Tyler Wade spent all of two days in the majors, at the beginning of the month, but didn’t see any game action.
With Aaron Judge, Jacoby Ellsbury and Clint Frazier all unavailable, the Yankees were a little stretched for outfield cover. In addition, Giancarlo Stanton was carrying a niggling hamstring problem which meant he was better suited to DH duties than rightfield as he bravely fought to avoid joining his colleagues on the DL.
One unexpected factor was Shane Robinson, who had played a little in April and was recalled in late July. He was to play a far more significant role in August, being the most used player in rightfield whilst also seeing a little time at the other two outfield positions. His solid defense and versatility was very much an asset, but the extended playing time only served to show up his shortcomings at the plate. He hit only .098 in August with only one extra base hit, leading to the Yankees experimenting with Neil Walker at the right-field wall, who did adequately while adding another item to his resume.

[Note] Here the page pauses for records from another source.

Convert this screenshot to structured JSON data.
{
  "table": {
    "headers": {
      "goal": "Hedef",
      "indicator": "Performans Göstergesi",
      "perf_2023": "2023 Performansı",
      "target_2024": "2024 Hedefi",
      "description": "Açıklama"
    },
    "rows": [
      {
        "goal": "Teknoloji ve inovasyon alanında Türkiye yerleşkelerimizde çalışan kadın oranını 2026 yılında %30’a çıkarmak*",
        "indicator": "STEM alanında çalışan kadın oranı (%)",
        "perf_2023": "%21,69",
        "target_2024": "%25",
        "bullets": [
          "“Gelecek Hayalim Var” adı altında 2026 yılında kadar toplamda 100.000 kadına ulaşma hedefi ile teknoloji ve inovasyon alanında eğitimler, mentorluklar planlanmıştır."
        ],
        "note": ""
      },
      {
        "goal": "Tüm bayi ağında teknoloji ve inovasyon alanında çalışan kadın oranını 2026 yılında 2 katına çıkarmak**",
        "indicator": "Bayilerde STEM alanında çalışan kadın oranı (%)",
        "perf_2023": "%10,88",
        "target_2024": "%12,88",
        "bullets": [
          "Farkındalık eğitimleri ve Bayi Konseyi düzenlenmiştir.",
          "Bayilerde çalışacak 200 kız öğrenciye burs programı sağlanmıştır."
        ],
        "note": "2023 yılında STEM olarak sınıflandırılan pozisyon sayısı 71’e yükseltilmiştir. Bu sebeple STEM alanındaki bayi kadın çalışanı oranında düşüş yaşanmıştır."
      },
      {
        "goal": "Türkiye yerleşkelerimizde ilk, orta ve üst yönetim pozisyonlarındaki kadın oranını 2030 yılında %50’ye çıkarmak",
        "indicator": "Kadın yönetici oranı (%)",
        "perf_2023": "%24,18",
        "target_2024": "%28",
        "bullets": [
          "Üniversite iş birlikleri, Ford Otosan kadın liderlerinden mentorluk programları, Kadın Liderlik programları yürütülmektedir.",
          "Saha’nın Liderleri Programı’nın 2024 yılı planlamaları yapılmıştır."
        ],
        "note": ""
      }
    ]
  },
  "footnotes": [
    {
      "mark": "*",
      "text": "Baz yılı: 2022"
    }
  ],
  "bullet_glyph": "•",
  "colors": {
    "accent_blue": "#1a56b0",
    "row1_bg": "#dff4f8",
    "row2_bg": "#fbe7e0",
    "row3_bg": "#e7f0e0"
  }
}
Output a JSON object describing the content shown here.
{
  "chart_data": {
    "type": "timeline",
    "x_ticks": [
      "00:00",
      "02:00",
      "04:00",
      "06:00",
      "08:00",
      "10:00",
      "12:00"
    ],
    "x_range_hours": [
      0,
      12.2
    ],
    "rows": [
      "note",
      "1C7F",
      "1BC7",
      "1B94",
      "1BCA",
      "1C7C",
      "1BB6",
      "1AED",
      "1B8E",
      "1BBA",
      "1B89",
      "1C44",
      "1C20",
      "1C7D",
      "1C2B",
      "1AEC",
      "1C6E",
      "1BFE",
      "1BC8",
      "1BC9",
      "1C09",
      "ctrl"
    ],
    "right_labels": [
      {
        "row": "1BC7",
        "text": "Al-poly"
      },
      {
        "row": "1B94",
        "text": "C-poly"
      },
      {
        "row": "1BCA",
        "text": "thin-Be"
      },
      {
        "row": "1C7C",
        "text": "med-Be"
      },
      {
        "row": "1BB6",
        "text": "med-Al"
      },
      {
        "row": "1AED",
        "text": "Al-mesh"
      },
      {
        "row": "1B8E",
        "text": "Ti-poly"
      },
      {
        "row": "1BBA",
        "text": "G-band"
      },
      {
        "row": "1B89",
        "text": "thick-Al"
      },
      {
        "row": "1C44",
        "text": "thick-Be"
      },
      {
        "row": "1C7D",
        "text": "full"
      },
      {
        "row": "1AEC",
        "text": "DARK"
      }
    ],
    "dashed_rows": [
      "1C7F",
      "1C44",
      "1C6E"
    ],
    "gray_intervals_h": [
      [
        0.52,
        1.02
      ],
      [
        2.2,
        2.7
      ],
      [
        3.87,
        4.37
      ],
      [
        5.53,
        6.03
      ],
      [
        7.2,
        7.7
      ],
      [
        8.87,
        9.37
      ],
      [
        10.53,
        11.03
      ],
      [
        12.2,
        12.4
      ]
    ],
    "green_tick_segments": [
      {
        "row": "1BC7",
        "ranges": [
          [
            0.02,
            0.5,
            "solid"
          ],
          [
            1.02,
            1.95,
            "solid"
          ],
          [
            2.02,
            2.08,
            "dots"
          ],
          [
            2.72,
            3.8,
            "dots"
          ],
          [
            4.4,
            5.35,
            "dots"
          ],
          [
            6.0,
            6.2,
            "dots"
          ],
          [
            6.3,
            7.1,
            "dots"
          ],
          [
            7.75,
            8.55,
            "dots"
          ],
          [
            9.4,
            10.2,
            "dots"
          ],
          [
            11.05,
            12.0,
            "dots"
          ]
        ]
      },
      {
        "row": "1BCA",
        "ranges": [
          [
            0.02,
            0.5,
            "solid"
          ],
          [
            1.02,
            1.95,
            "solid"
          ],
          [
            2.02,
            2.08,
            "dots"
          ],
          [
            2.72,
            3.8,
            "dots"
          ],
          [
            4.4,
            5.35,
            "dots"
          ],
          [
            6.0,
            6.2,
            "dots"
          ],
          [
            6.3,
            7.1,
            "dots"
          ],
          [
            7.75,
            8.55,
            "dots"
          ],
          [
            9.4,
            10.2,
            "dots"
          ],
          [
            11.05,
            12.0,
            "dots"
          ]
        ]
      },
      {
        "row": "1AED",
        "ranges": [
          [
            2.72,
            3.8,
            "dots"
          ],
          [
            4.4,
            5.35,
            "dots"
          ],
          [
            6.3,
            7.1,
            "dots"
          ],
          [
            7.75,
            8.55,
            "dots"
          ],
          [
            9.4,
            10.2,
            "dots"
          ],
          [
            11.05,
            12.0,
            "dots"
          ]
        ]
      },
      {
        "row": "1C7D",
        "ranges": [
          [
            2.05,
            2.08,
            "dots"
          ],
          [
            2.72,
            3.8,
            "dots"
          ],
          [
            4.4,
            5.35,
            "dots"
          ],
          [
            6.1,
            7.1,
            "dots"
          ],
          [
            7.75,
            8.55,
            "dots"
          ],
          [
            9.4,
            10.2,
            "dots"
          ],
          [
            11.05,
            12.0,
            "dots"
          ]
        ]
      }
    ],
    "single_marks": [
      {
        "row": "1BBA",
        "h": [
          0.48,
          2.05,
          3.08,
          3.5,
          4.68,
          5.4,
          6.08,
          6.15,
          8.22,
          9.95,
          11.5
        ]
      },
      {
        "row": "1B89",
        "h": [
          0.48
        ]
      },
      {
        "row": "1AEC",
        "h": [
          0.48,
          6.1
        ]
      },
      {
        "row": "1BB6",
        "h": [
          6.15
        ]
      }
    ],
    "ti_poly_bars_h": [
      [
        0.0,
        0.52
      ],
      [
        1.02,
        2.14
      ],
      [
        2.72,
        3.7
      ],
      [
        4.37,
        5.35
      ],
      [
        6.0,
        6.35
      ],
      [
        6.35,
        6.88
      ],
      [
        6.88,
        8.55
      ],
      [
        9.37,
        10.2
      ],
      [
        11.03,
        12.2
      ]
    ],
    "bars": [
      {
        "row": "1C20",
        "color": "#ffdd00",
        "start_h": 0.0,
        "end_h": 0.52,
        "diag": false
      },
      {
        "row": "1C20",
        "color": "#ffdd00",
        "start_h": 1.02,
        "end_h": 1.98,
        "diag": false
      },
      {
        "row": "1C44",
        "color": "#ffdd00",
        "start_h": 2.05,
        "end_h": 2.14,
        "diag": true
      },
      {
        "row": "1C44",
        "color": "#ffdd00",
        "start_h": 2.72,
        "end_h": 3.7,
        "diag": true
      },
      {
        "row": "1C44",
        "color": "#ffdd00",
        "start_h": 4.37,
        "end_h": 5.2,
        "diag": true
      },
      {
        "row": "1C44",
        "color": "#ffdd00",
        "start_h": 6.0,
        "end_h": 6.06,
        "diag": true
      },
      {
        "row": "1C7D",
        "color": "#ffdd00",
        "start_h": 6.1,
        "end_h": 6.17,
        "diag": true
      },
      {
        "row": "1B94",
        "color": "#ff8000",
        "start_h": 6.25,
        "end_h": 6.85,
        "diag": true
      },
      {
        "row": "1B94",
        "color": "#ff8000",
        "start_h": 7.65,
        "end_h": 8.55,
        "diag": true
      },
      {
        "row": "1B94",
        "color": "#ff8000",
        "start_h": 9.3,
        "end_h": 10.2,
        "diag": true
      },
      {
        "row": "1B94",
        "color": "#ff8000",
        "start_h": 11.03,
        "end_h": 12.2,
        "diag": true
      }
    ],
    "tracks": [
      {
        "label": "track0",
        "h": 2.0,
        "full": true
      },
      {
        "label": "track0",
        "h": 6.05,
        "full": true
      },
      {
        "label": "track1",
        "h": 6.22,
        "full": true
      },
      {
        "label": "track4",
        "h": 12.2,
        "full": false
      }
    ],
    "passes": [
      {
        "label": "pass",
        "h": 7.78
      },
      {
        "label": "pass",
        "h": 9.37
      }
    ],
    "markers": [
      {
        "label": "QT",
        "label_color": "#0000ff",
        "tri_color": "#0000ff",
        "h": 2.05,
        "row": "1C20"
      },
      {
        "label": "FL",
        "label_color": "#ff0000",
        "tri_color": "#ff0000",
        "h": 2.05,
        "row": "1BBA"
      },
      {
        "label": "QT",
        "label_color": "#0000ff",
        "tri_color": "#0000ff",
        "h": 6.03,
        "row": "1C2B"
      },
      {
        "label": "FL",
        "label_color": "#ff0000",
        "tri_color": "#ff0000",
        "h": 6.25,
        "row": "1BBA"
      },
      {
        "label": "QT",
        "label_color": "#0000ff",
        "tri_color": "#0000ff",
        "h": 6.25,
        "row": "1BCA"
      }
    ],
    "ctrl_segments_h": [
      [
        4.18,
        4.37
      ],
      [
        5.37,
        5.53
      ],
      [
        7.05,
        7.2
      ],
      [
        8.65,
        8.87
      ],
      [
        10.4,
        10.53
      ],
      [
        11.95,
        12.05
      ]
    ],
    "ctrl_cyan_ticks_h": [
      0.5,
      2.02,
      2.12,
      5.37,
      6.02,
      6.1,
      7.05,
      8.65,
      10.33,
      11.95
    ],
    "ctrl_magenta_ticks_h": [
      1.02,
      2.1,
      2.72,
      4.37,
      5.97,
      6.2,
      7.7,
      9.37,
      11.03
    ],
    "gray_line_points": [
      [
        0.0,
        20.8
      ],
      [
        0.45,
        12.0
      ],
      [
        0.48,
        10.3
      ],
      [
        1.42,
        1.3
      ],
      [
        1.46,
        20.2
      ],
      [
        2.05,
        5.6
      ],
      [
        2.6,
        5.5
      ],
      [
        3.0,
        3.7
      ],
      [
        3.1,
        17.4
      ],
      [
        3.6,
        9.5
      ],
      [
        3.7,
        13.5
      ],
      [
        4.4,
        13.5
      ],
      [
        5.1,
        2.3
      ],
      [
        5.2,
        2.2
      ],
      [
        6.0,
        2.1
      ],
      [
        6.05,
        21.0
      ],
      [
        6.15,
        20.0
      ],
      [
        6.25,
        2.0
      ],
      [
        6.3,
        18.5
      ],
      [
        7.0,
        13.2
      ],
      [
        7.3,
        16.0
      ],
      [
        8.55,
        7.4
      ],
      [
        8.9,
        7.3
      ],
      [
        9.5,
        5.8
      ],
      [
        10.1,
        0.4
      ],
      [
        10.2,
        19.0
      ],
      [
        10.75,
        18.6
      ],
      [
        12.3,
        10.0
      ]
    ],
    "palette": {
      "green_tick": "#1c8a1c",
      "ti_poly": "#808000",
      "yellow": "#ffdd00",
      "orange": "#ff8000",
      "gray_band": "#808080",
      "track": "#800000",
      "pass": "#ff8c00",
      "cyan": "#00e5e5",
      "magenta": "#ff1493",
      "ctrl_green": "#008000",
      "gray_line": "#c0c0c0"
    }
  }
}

Leftfield, as expected, was Brett Gardner who also played one game in centre. Gardner is struggling offensively and hit only .209 in August, but his 9 extra base hits were welcome.
Aaron Hicks continued to be resident in centre-field and hit an acceptable .243 BA on the month whilst adding another 6 home runs to his total for the season.
Because of his nagging injury, Giancarlo Stanton spent more time than normal in the DH role and only 9 games in right-field. In the circumstances, his .267 BA with 9 doubles and 9 homers might be regarded as commendable. Andujar, Voit and Hicks were used at DH when Stanton was playing in the field.